Em alguns minutos, vi os carros dos patrocinadores se aproximando e passando por mim, e finalmente a escolta da guarda nacional que trazia o condutor anterior com a tocha. Logo, um membro da guarda nacional me puxou para o meio da rua, abriu o gás da minha tocha e me posicionou de tal forma a receber a chama do condutor anterior. Era chegada a minha vez. A chama olímpica estava comigo. Cabia a mim a incumbência de carregá-la pelos próximos 200 metros e levá-la mais próxima da Olimpíada e das pessoas. Acho que me empolguei um pouco no começo e achei que estava em uma corrida de rua. De fato acho que saí correndo. Logo vi o fotógrafo que ia no carro da frente fazendo um sinal com a mão para eu reduzir o ritmo. Percebi isso e comecei a ir num trote muito mais leve. Mais ou menos na mesma hora chegamos a uma lombada, e um dos membros da guarda nacional me alertou para reduzir ainda mais. Vi também que o fotógrafo continuava fazendo o mesmo gesto, então imaginei que eu estava segurando a tocha muito em cima. Acabei baixando um pouco o braço e recebi um "jóinha" de volta. Olhei em volta, vi as pessoas felizes por estarem ali, aplaudindo a tocha. Acenei de volta e ainda soltei gritos de "Vai Brasil!" para algumas pessoas que estavam vestindo camisas da seleção. Eu também estava em um momento muito feliz por estar ali fazendo parte de tudo aquilo. Afinal, sempre gostei muito das Olimpíadas, principalmente por essa ideia de ver o esporte aproximando as pessoas e promovendo a paz entre os povos. Seria muito bom se hoje em dia fosse que nem era na Antiguidade, que todas as guerras e conflitos paravam durante 2 semanas para a Olimpíada. E o revezamento da tocha é o que há de mais simbólico nisso tudo, daí que eu estava realmente muito feliz com a oportunidade que me foi dada de fazer parte deste momento tão especial. Mas o que é bom dura pouco. Logo alcancei o próximo condutor, passei a chama olímpica adiante e fui conduzido de volta para o ônibus dos condutores. Entreguei minha tocha para a organização mas ainda tive oportunidade de tirar mais algumas fotos.
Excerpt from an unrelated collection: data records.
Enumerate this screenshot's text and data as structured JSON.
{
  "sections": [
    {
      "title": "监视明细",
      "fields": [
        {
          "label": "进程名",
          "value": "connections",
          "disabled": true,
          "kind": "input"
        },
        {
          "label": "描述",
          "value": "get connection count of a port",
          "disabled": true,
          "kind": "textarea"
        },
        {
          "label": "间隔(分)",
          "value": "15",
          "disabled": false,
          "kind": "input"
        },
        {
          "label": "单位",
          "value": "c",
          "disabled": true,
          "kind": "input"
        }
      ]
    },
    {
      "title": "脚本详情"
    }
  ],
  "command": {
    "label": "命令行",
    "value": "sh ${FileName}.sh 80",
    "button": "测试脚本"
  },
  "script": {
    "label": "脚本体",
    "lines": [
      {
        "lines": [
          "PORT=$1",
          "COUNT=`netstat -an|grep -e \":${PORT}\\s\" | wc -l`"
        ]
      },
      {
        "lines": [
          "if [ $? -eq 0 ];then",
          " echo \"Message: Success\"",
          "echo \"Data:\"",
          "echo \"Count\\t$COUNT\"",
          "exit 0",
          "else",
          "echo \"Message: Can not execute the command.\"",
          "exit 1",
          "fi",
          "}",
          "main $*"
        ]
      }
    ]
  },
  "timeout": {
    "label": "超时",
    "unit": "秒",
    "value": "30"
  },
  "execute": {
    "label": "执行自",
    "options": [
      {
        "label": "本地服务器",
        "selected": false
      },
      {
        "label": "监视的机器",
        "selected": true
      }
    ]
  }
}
Como mencionei no começo do post, não se trata de uma história de uma corrida. Logo não posso encerrar este post com a foto de uma medalha. Deixo aqui então para finalizar a foto oficial do revezamento e também um certificado digital de condutor que recebi da organização. Eu até poderia ter adquirido uma tocha para recordação pessoal pela bagatela de aproximadamente 2 mil reais. Mas sinceramente, eu não fazia muita questão de guardar a tocha como recordação, mesmo sendo ela muito bonita. Além disso, o também belíssimo uniforme dos condutores para mim já é uma recordação pra lá de especial. Isso sem falar nas fotos, nos momentos, nas lembranças, que sempre marcarão esse dia para mim.